In 1967 it was the turn of Xenia Field, the gardening correspondent of the Daily Mirror, and in 1973 of Bill Sowerbutts who provided another link to Mr Middleton. Sowerbutts had started broadcasting in 1945 with twenty minutes talks usually about food crops, following in Middleton’s footsteps. In 1947 he went on to appear in the first edition of ‘How does your garden grow?’, soon to be renamed ‘Gardener’s Question Time’, which was another offshoot of the Dig for Victory campaign. Always introduced as “Bill Sowerbuuts of Ashton-under-Lyne” he remained a stalwart of the programme until 1983 when he retired.

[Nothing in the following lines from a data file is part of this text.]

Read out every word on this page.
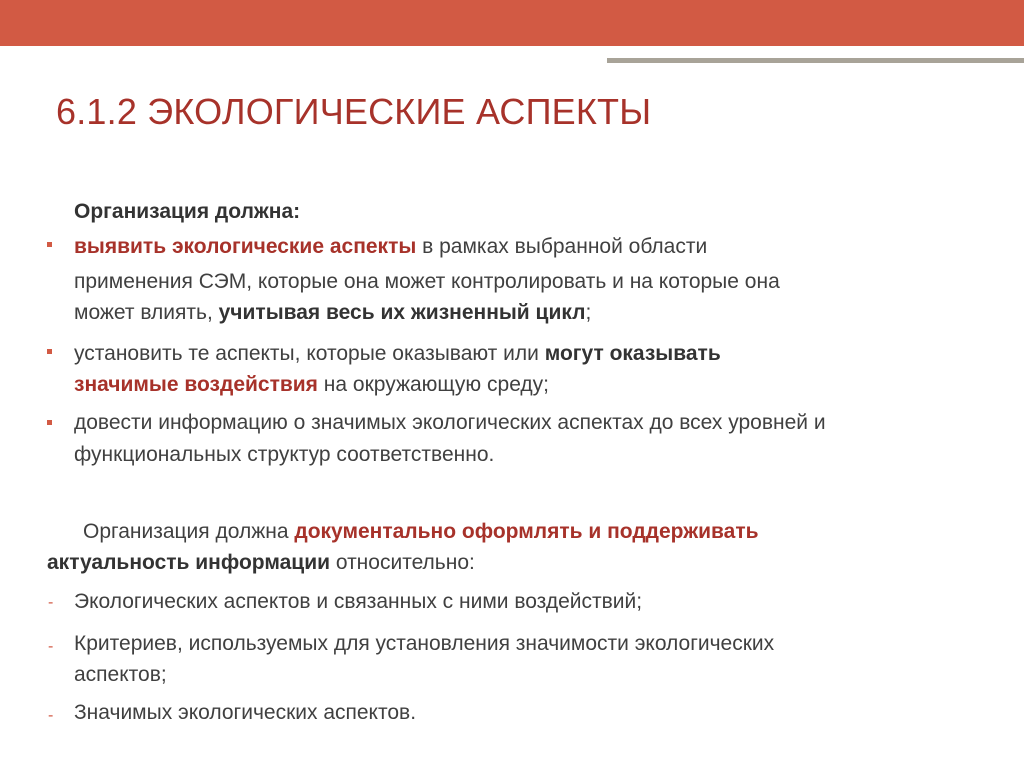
6.1.2 ЭКОЛОГИЧЕСКИЕ АСПЕКТЫ
Организация должна:
выявить экологические аспекты в рамках выбранной области
применения СЭМ, которые она может контролировать и на которые она
может влиять, учитывая весь их жизненный цикл;
установить те аспекты, которые оказывают или могут оказывать
значимые воздействия на окружающую среду;
довести информацию о значимых экологических аспектах до всех уровней и
функциональных структур соответственно.
Организация должна документально оформлять и поддерживать
актуальность информации относительно:
- Экологических аспектов и связанных с ними воздействий;
- Критериев, используемых для установления значимости экологических
аспектов;
- Значимых экологических аспектов.
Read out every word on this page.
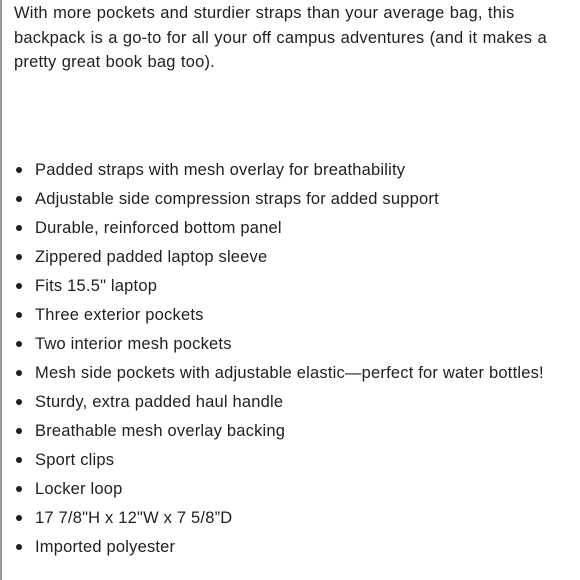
With more pockets and sturdier straps than your average bag, this backpack is a go-to for all your off campus adventures (and it makes a pretty great book bag too).

Padded straps with mesh overlay for breathability
Adjustable side compression straps for added support
Durable, reinforced bottom panel
Zippered padded laptop sleeve
Fits 15.5" laptop
Three exterior pockets
Two interior mesh pockets
Mesh side pockets with adjustable elastic—perfect for water bottles!
Sturdy, extra padded haul handle
Breathable mesh overlay backing
Sport clips
Locker loop
17 7/8"H x 12"W x 7 5/8”D
Imported polyester
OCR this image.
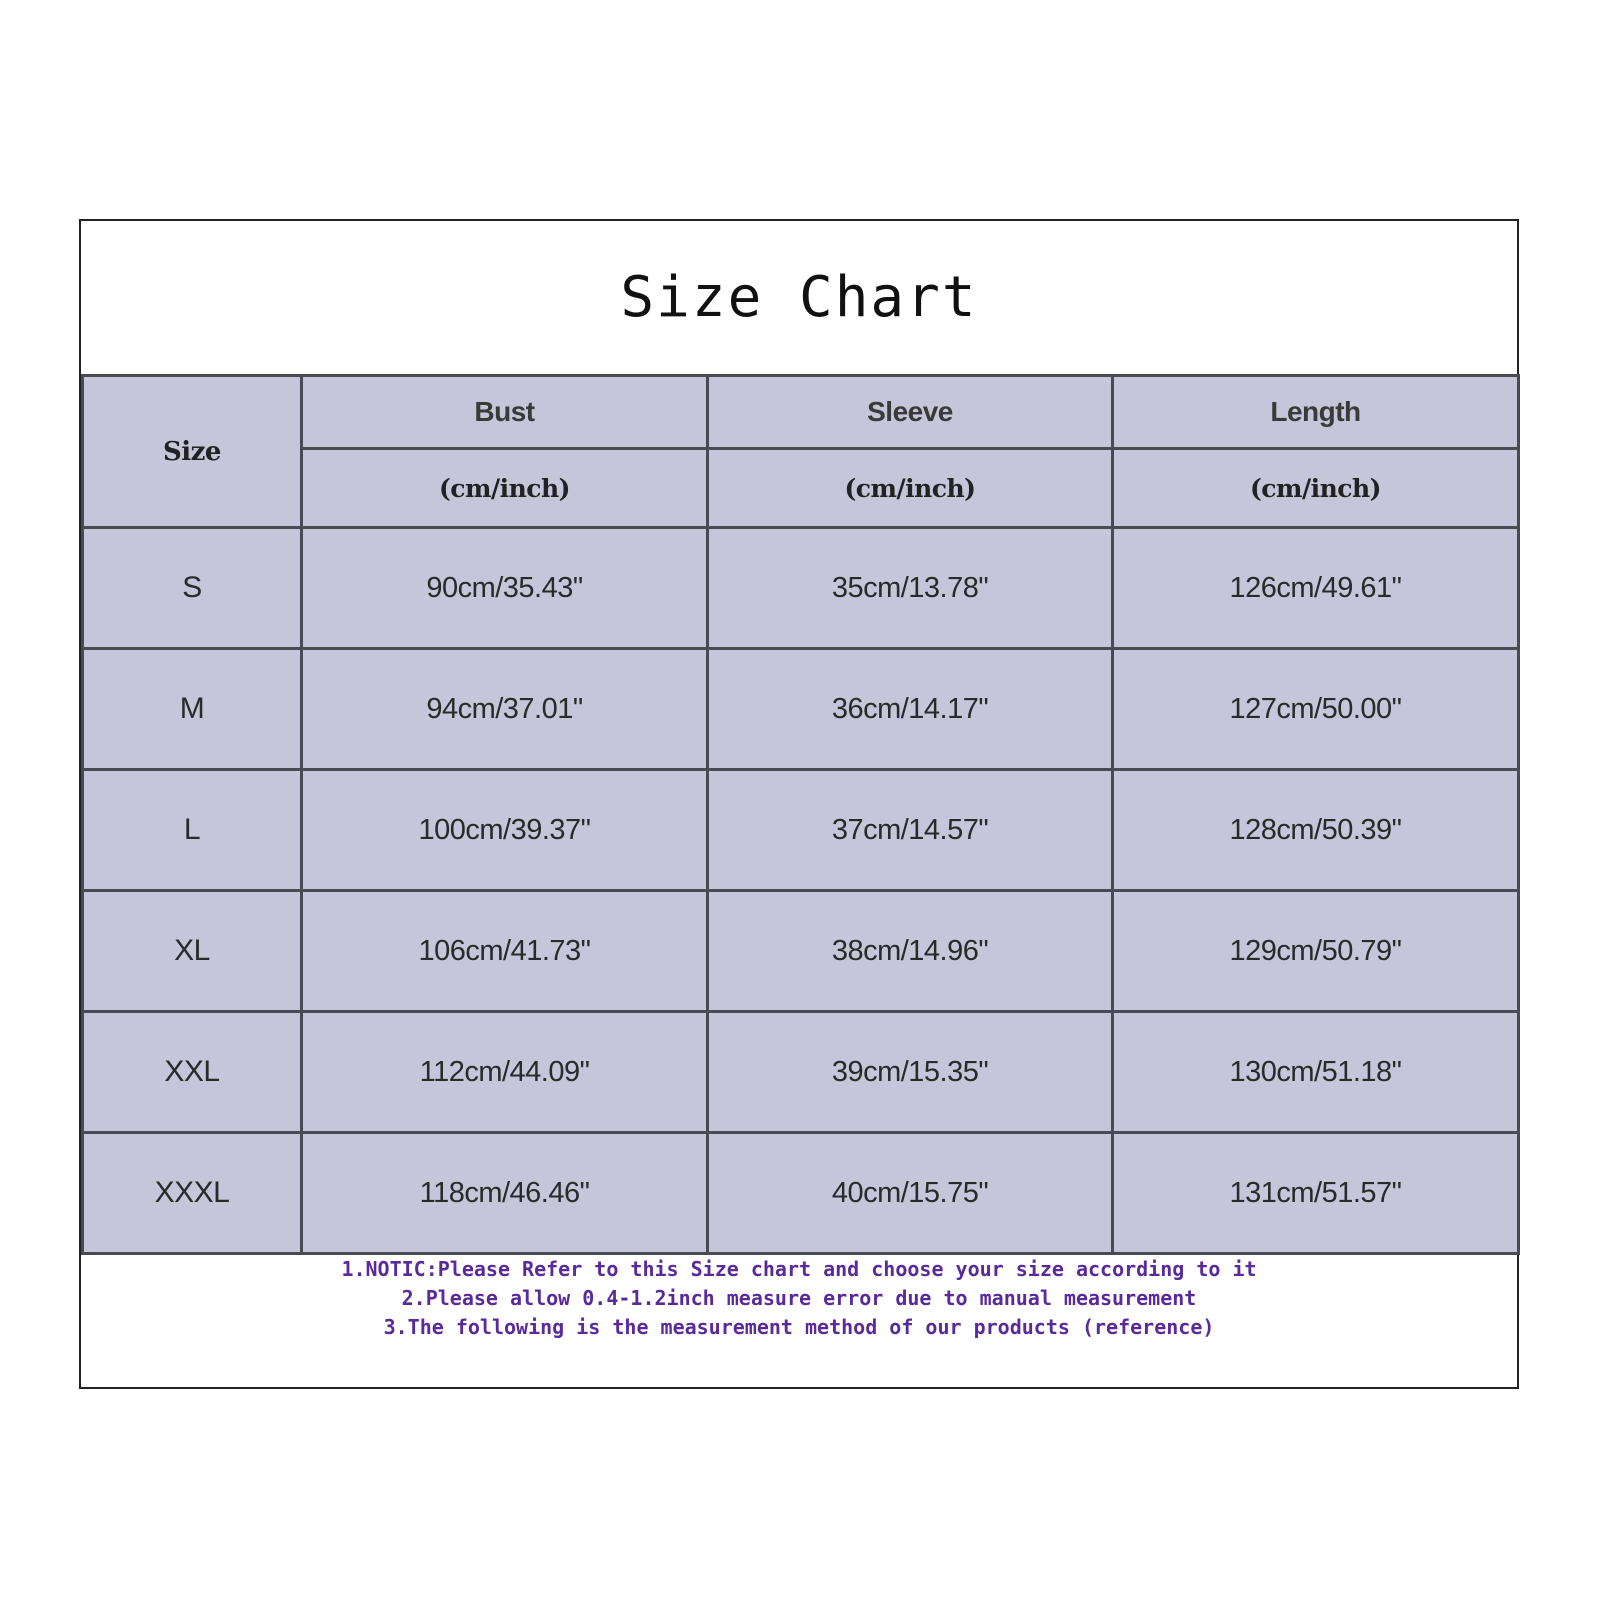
Size Chart
Size	Bust	Sleeve	Length
	(cm/inch)	(cm/inch)	(cm/inch)
S	90cm/35.43"	35cm/13.78"	126cm/49.61"
M	94cm/37.01"	36cm/14.17"	127cm/50.00"
L	100cm/39.37"	37cm/14.57"	128cm/50.39"
XL	106cm/41.73"	38cm/14.96"	129cm/50.79"
XXL	112cm/44.09"	39cm/15.35"	130cm/51.18"
XXXL	118cm/46.46"	40cm/15.75"	131cm/51.57"
1.NOTIC:Please Refer to this Size chart and choose your size according to it
2.Please allow 0.4-1.2inch measure error due to manual measurement
3.The following is the measurement method of our products (reference)
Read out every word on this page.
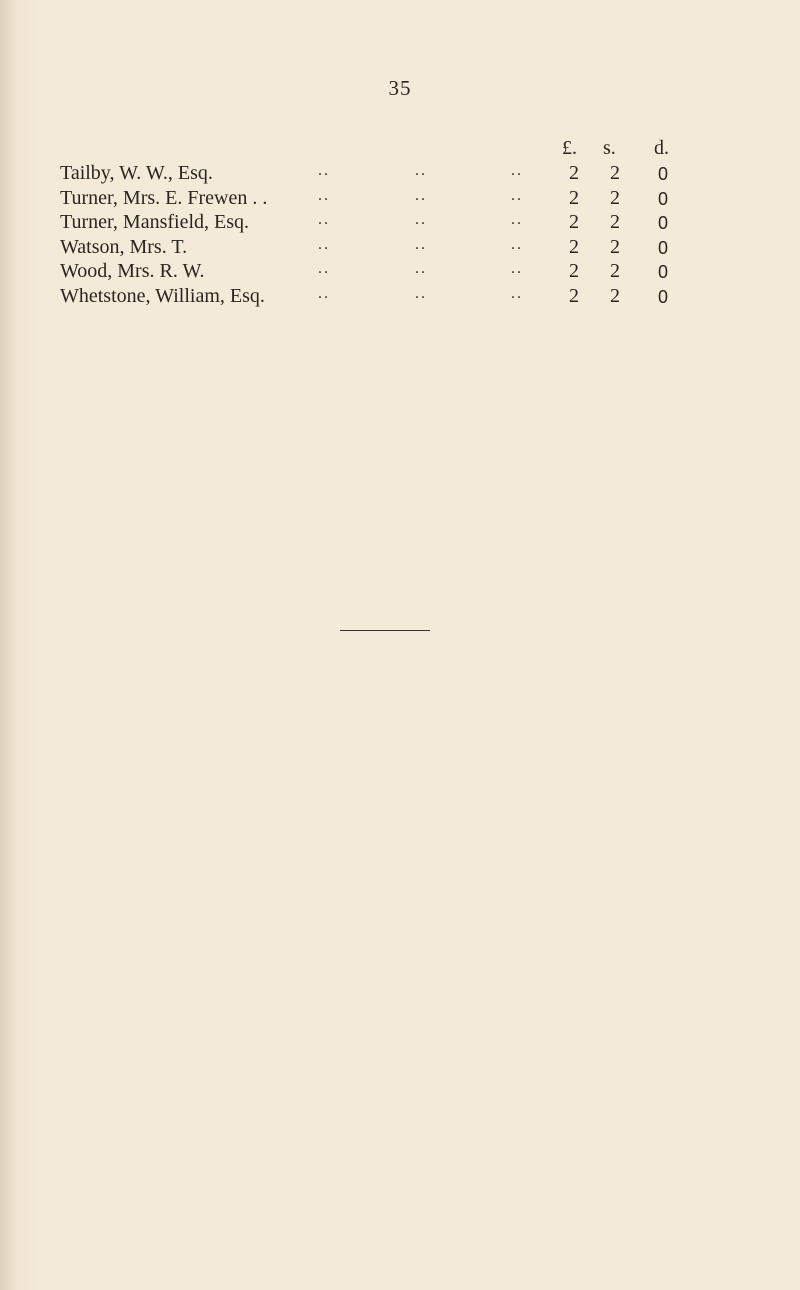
35
£. s. d.
Tailby, W. W., Esq.	..	..	.. 2 2 0
Turner, Mrs. E. Frewen . .	..	..	.. 2 2 0
Turner, Mansfield, Esq.	..	..	.. 2 2 0
Watson, Mrs. T.	..	..	.. 2 2 0
Wood, Mrs. R. W.	..	..	.. 2 2 0
Whetstone, William, Esq.	..	..	.. 2 2 0
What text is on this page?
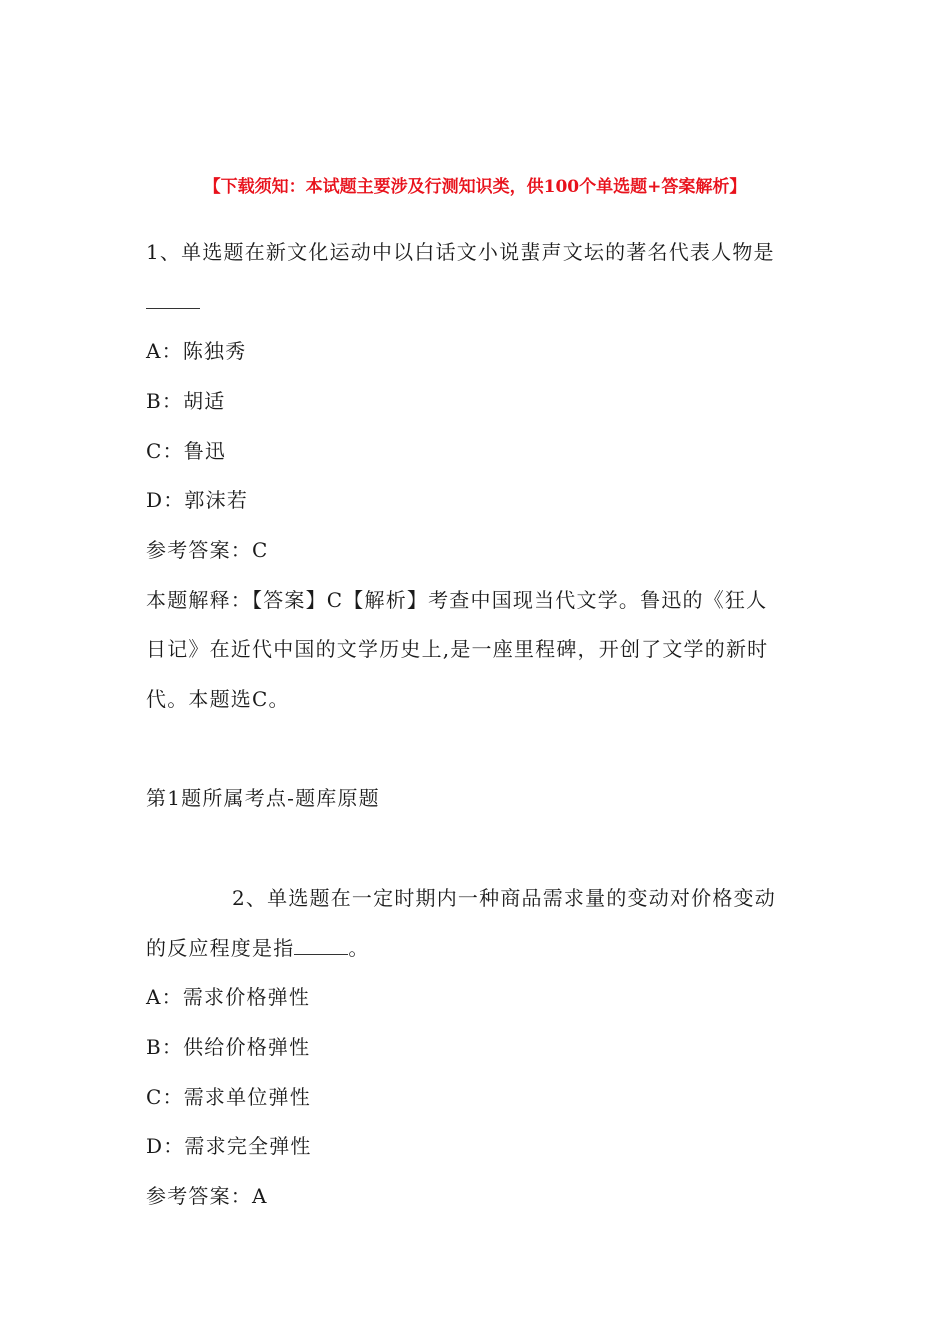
【下载须知：本试题主要涉及行测知识类，供100个单选题+答案解析】
1、单选题在新文化运动中以白话文小说蜚声文坛的著名代表人物是
A：陈独秀
B：胡适
C：鲁迅
D：郭沫若
参考答案：C
本题解释：【答案】C【解析】考查中国现当代文学。鲁迅的《狂人
日记》在近代中国的文学历史上,是一座里程碑，开创了文学的新时
代。本题选C。
第1题所属考点-题库原题
2、单选题在一定时期内一种商品需求量的变动对价格变动
的反应程度是指	。
A：需求价格弹性
B：供给价格弹性
C：需求单位弹性
D：需求完全弹性
参考答案：A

Asked about his favourite flower he replied: “the cauliflower because its the only that makes you any money”. Very little of his interview with Roy Plomley interview survives but in between a wide range of classical pieces he reminisced about his career and the decline of allotments and vegetable growing:
Tameside Council have put up a “Blue Plaque” in his honour on the Broadoak Hotel – however because of his gardening prowess it is green!
Graham Thomas followed with a wonderful range of early music in 1975 but his interview too has been lost. However, from then on full recordings of all the garden-related interviewees are available to download from the Desert Island Discs webpage.
There was a long gap of another 14 years before Rosemary Verey was shipwrecked in 1994, but within a few months she was joined by Penelope Hobhouse. Since then Geoffrey Smith, Christopher Lloyd, Susana Lloyd, Alan Titchmarsh, Anne Scott James and, last but not least, in 2006, Monty Don have been washed ashore. Incidentally it would appear that gardeners are fairly conservative musically since Monty was the only one to choose “pop” music.
You can find a full list of castaways – all 2992 of them at the last count – on the programme’s website, and it can be searched in all sorts of ways, including by occupation.
But the BBC’s decision about how to classify its interviewees isn’t always straightforward. Some famous gardeners like Germaine Greer, Beverley Nicholls, the Duchess of Devonshire, Peter Carrington, or Roy Strong are not listed as that although it’s true they probably more famous for doing other things, whereas they have included Anne Scott-James and Susana Walton. And aren’t there some great gardeners they have ignored? What about hearing from Beth Chatto? David Austin? Fergus Garrett? Nigel Colborn? Bob Flowerdew? Arabella Lennox-Boyd? Pippa Greenwood? Sarah Raven? Mary Keene? Ann Swithinbank? Robin Lane Fox? Noel Kingsbury? Mirabel Osler? Anna Pavord? or even the Chair of Parks and Gardens UK, Barbara Simms? The list is almost endless.
And to finish on a questioning note.
Which gardening celebrity wanted to take The Education of a Gardener by Russell Page as their book?
Whose favourite track was of the dawn chorus?
Who chose Rembrandt’s painting of Hendrickje Bathing as their luxury item?
And finally who, perhaps more sensibly, asked for a bundle of prunings from a good vineyard so they could plant their own vines?